Hit by one storm after another, Vermont’s largest electric utility is proposing to install battery systems in certain customers’ homes as a resilience measure.

The plan is one piece of Green Mountain Power’s 2030 Zero Outages Initiative, which it calls a first-in-the-nation combination of hardening power lines, creating community microgrids and placing distributed storage assets strategically across its service area — then crunching external data to find the best strategy against power outages on each of 300 circuits.

GMP has been promoting in-home storage units for eight years, and its residential customers now have 5,000 battery units in their homes. The customer waitlist stood at 1,200 when the Vermont Public Utility Commission in August lifted the enrollment cap on two GMP programs to promote in-home storage.

Under one program, GMP leases Tesla Powerwall batteries to customers for 10 years at a discount; under the other, GMP provides an up to $10,500 incentive to ratepayers who buy a system on their own.

In a petition to the PUC Monday, GMP proposes to spend $280 million to increase storm resilience (Case No. 23-3501-PET). Some $250 million would be used to harden 8 to 10% of GMP’s 10,000 miles of overhead lines — either by moving them underground or by protecting them with spacer cables or other devices.

The other $30 million would place battery units in some homes in what GMP calls Zone 4 — areas served by single-phase “last-mile” power lines in rural areas. Some parts of the mountainous state have sufficiently few customers per mile that moving power lines underground or even just hardening them would be less economical than installing batteries.

The utility would cover the cost of the batteries so individual homeowners who couldn’t afford the upfront cost of a battery wouldn’t be left behind.

Ratepayers would pick up the tab, although GMP plans to pursue federal funding.

Other pieces of the puzzle include trailer-mounted energy storage, demand-response-enabled EV chargers and electric school buses with V2G capability.

GMP said the unique aspect of the 2030 Zero Outages Initiative is that it takes all these pieces and overlays them with federal community vulnerability data, topography and other metrics to calculate the best resiliency strategy for each circuit.

Utilities and grid operators nationwide are wrestling with the long-term implications of the clean energy transition and the immediate impact of extreme weather blamed on climate change.

In Vermont, the storms have been coming fast and furious. GMP has spent $115 million on repairs from major storms in the past decade, $45 million of it in just the past year. The three storms with the highest number of outages in GMP history have all hit in the past 12 months.

That is unsustainable, GMP said. It needs to accelerate resiliency efforts so future storms cause less damage and fewer outages.

GMP President Mari McClure said in a news release Tuesday: “We all see the severe impacts from storms, we know the impact outages have on your lives, and the status quo is no longer enough. We are motivated to do all we can to combat climate change and create a Vermont that is sustainable and affordable, but we must move faster. Together with our customers, regulators, our communities and that Vermont spirit that manages to innovate despite all odds, we have all we need to revolutionize the energy system and ensure a stronger, more affordable Vermont.”

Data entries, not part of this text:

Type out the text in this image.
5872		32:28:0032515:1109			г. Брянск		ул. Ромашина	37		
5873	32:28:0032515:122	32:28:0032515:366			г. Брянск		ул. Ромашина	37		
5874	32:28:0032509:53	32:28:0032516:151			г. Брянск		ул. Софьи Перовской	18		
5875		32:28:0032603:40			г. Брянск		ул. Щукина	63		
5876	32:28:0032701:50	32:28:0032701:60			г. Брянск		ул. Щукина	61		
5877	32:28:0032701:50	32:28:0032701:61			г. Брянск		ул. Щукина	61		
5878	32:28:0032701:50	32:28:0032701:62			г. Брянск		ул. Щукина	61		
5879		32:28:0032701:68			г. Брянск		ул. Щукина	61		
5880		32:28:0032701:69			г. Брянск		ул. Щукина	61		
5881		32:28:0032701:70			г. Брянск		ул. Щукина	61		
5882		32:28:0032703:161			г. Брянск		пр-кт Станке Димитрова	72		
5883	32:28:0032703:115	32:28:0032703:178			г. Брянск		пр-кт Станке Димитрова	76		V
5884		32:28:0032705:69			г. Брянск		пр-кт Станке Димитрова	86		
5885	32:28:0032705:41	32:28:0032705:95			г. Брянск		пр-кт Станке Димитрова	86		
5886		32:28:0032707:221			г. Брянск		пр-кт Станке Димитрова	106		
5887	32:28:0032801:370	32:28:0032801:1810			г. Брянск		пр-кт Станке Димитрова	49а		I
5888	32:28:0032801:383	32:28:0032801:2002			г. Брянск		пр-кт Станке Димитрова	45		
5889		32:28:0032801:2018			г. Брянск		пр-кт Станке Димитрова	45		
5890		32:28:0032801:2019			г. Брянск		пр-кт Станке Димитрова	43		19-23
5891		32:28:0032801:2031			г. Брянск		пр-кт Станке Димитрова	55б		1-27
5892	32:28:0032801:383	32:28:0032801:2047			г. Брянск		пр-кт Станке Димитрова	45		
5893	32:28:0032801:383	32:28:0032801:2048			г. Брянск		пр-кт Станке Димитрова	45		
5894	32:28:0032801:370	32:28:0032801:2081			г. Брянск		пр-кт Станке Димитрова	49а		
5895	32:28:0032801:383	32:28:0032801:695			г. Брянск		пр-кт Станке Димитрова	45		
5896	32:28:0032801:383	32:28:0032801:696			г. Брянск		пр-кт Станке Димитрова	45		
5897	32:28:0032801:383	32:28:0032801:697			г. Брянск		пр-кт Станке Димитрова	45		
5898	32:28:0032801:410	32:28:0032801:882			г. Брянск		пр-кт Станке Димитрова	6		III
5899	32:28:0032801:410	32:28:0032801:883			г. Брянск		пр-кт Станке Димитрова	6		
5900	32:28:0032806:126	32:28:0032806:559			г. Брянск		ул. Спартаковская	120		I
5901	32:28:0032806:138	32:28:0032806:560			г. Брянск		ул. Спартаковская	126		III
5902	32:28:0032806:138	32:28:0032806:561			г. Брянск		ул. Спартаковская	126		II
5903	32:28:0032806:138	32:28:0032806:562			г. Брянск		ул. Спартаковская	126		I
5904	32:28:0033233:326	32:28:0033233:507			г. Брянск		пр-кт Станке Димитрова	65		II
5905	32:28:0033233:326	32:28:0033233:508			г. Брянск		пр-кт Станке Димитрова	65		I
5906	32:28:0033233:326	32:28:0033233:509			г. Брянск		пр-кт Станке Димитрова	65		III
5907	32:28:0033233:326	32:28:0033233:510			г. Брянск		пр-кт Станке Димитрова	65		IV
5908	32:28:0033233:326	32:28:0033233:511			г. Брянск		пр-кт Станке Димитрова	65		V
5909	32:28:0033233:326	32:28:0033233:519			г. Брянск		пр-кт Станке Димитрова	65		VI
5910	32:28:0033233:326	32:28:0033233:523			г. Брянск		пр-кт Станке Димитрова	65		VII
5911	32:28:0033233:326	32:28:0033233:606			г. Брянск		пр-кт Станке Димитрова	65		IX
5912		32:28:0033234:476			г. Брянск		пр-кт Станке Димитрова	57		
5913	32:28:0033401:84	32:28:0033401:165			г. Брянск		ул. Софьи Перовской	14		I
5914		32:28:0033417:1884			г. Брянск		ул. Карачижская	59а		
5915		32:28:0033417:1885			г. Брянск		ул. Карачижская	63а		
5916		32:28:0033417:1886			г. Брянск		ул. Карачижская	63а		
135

If the PUC approves, the $280 million would be spent over the next two years. GMP said it expects the improvements to start yielding savings on storm recovery costs by 2026 and will submit a request for an expanded second phase of improvements to be made through 2030.

In a promising sign, the first 50 miles of power lines relocated underground came through the recent series of major storms undamaged and trees that fell on new spacer cables caused no outages.

GMP serves more than 270,000 homes and businesses in Vermont. It is by far the largest electric utility in the state, and the only one owned by investors.

A spokesperson told NetZero Insider Tuesday that GMP is confident it can secure enough storage units, even amid surging demand for batteries. It already has been working with suppliers.